Saturday, April 5, 2014

Boxers

In the mid-1970s in my small-town high school, ninth grade social studies meant learning some history and geography of the world beyond Europe and the U.S. (Each of those got an entire year in high school; the other 87 percent of the world had to share.)

Africa got a term, and Japan seemed to get a lot of attention. India got some, too. I don't remember being taught anything about South or Central America, let alone Indonesia or even the Middle East. It may be my memory at fault.

But we did get some indoctrination on China. One of the primary topics that stuck with me was the Boxer Rebellion.

I found it confusing. Why were boxers running around China? Why did they hate the English and other white people, who were there to help them? Not a lot of detail remains in my head, but that's the impression. I think I may have done a short paper on the topic.

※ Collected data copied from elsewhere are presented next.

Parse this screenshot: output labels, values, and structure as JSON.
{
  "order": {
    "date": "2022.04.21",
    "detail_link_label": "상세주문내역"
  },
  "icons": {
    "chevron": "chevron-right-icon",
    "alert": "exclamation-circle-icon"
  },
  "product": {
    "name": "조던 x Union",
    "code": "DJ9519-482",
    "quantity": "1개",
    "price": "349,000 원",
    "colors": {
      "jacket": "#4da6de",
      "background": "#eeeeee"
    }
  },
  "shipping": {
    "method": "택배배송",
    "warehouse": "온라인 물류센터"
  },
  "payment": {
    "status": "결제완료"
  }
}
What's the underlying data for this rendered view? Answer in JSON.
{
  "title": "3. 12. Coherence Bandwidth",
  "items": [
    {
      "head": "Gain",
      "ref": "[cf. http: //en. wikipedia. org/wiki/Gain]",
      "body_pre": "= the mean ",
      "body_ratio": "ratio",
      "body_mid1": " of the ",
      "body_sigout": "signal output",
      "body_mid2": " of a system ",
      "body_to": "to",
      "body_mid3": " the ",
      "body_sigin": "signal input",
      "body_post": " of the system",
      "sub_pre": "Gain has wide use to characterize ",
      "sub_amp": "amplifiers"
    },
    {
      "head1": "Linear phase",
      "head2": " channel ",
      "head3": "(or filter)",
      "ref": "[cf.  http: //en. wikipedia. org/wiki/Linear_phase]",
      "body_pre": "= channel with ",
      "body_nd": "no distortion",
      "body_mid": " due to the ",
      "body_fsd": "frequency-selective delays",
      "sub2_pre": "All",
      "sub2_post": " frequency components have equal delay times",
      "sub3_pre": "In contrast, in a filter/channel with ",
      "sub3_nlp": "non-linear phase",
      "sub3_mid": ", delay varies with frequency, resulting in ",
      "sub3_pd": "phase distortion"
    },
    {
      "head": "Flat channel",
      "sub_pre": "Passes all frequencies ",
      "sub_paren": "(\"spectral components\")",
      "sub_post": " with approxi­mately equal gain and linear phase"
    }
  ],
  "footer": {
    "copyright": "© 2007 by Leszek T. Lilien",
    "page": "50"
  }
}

Reading Gene Luen Yang's graphic novel Boxers made it all make a lot more sense. He provides the nuance, if not all the historical detail, missing from my high school class.

The main character, Little Bao, has witnessed the destruction of traditional religious idols by a Christian missionary.


Bao has visions of a personified China, speaking to him and telling him to rid the country of the cultural invaders. Like Joan of Arc, he believes something like god is speaking to him and telling him to destroy the enemy. I would call that delusions and mental illness, of course, but it provides a reasonable motivation in the story.

Despite his visions, Little Bao struggles with the bloody requirements of cleansing China of the foreigners and the Chinese who have converted to Christianity.


Yang has said that he wanted to make Bao's actions understandable without justifying them.

Finally, Bao and the other young people who have become a peasant army called the Society of the Righteous and Harmonious Fist (hence the oversimplified English name Boxers) reach Beijing, where they encounter the European businessmen and government representatives who have taken over parts of the city.




Nothing good comes of these clashes, ending with the Chinese youths being mowed down by imported Indian soldiers under British command.


And that was the end of the Boxer Rebellion.

The thing that struck me most about the story is how very odd my original understanding was of the situation. "Why did they hate the English and other white people, who were there to help them?" I had wondered. Well, from Little Bao's point of view, his country has been invaded by outsiders who took their land and forced a new religion on them. They weren't helpers.

But to me, today, it's hard to believe anyone was surprised that Chinese people might object to being taken over. As if Christian missionaries have the right to convert people wherever they want to. As if England, Germany, and other world powers had a right to divide up the Chinese "market."

That profound cultural bias was invisible to me, my ninth grade textbook, and my teacher.

_______

Boxers has a companion book, Saints, which focuses on a young Chinese Christian woman whom Bao encounters along the way. She hopes to attain the glory of Joan of Arc. I haven't read it yet, but I expect it will add to Yang's complex portrayal of this part of Chinese history.